I haven't been giving Chavez and Venezuela much thought-time the past several years with all of the other global considerations. With Chavez' illness and death, I am viewing Venezuela's situation and weighing it in the great capitalism-socialism-communism game that humans play.

JD said...

ah yes, James Thurber. Now that triggered a little switch in my memory!
Can you remember the TV series based on his writing and cartoons?

Quick search round the U-bend; er sorry the U-Tube, and I found this-

The series didn't last long but was most enjoyable.
When will it be repeated?

Twilight said...

mike ~~ As I think I commented during the week, nobody has ever been able to "do" socialism/communism/capitalism properly. Chavez is a good example I suppose. But he did have to begin from a very low starting point, demanding extreme measures in order to help the poor and the state into which his country had fallen.

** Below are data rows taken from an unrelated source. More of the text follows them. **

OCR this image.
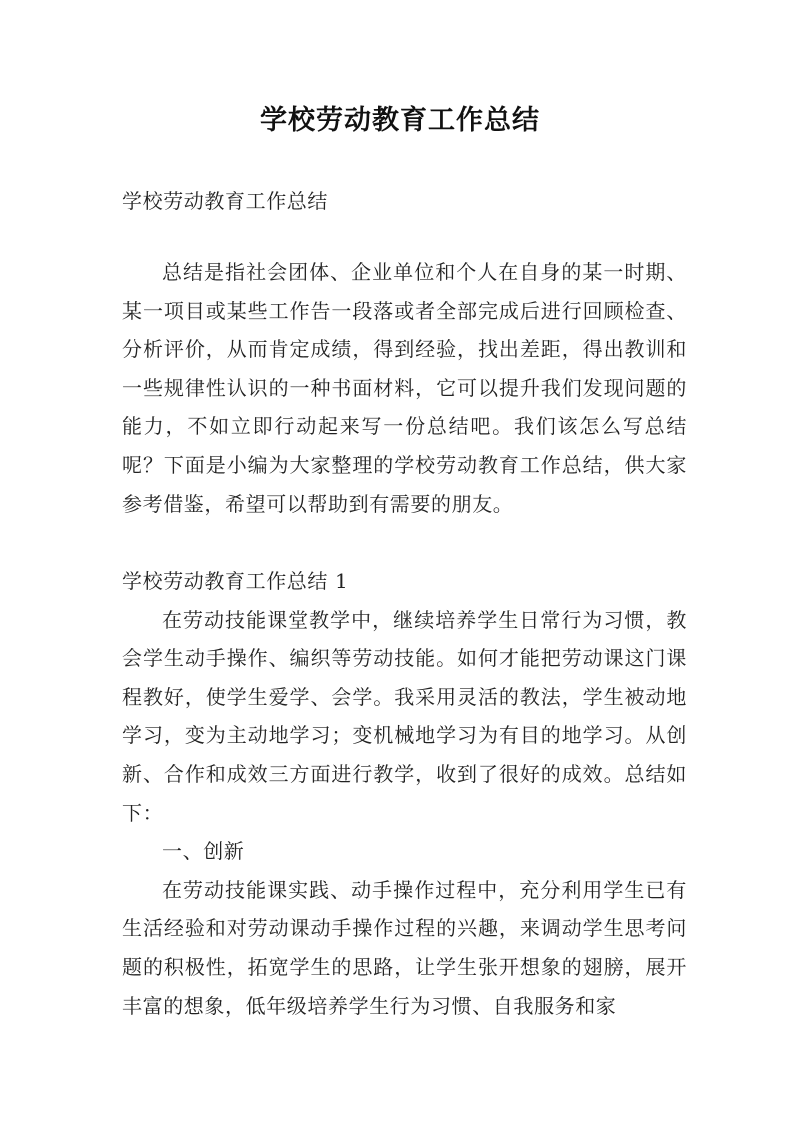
学校劳动教育工作总结
学校劳动教育工作总结
总结是指社会团体、企业单位和个人在自身的某一时期、某一项目或某些工作告一段落或者全部完成后进行回顾检查、分析评价，从而肯定成绩，得到经验，找出差距，得出教训和一些规律性认识的一种书面材料，它可以提升我们发现问题的能力，不如立即行动起来写一份总结吧。我们该怎么写总结呢？下面是小编为大家整理的学校劳动教育工作总结，供大家参考借鉴，希望可以帮助到有需要的朋友。
学校劳动教育工作总结 1

在劳动技能课堂教学中，继续培养学生日常行为习惯，教会学生动手操作、编织等劳动技能。如何才能把劳动课这门课程教好，使学生爱学、会学。我采用灵活的教法，学生被动地学习，变为主动地学习；变机械地学习为有目的地学习。从创新、合作和成效三方面进行教学，收到了很好的成效。总结如下：

一、创新

在劳动技能课实践、动手操作过程中，充分利用学生已有生活经验和对劳动课动手操作过程的兴趣，来调动学生思考问题的积极性，拓宽学生的思路，让学生张开想象的翅膀，展开丰富的想象，低年级培养学生行为习惯、自我服务和家
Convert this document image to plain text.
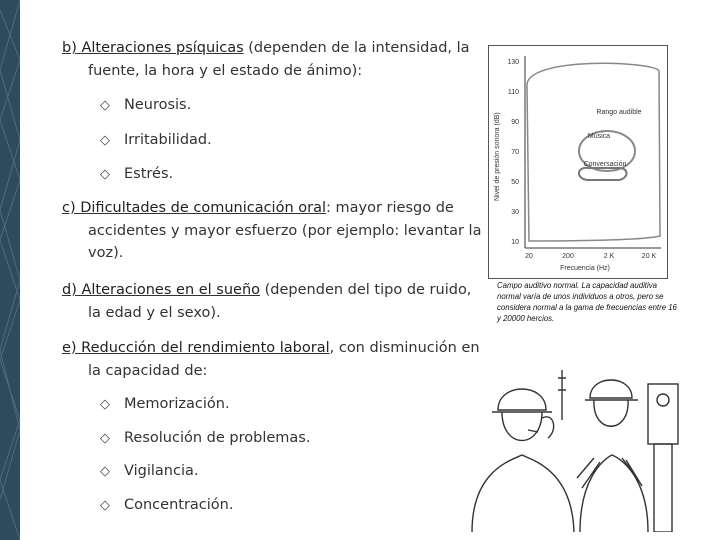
b) Alteraciones psíquicas (dependen de la intensidad, la fuente, la hora y el estado de ánimo):
◇ Neurosis.
◇ Irritabilidad.
◇ Estrés.
c) Dificultades de comunicación oral: mayor riesgo de accidentes y mayor esfuerzo (por ejemplo: levantar la voz).
d) Alteraciones en el sueño (dependen del tipo de ruido, la edad y el sexo).
e) Reducción del rendimiento laboral, con disminución en la capacidad de:
◇ Memorización.
◇ Resolución de problemas.
◇ Vigilancia.
◇ Concentración.
Nivel de presión sonora (dB)
130
110
90
70
50
30
10
20	200	2 K	20 K
Frecuencia (Hz)
Rango audible
Música
Conversación
Campo auditivo normal. La capacidad auditiva normal varía de unos individuos a otros, pero se considera normal a la gama de frecuencias entre 16 y 20000 hercios.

Then, I guess (but what do I know, I find it hard to untangle the mess of information on economies and financial doings) then, he couldn't stop the momentum of what he'd put in motion. (???)

Anyone brave enough to try to adjust things in the USA, for instance, wouldn't be starting at such a low point, if it were done fairly soon. But balance would still be essential, and it's the balance that seems elusive - every time. Greed and lust for power and control overtake all else.

That's how it appears to me anyway, Mike.

Twilight said...

JD ~~ Ah! Thanks for mentioning that show, My World and Welcome to It , JD. I'd forgotten that my husband had told me about it a while ago, and said he'd put his name down at Amazon to be informed if ever the show is made available on DVD. Nothing so far though.

I love Thurber's cartoons, and his writings and general style. We looked around his house, now open to visitors, in Columbus, Ohio when on a visit there to see husband's younger son some years ago.

I touched the keys of Thurber's typewriter !! :-)

Last TV connection I know of was when Keith Olbermann started reading from one of
Thurber's books of short stories as a Friday evening treat on his now defunct political show on MSNBC. Keith is off TV altogether now due to fall-outs with superiors, so no chance of more of the same.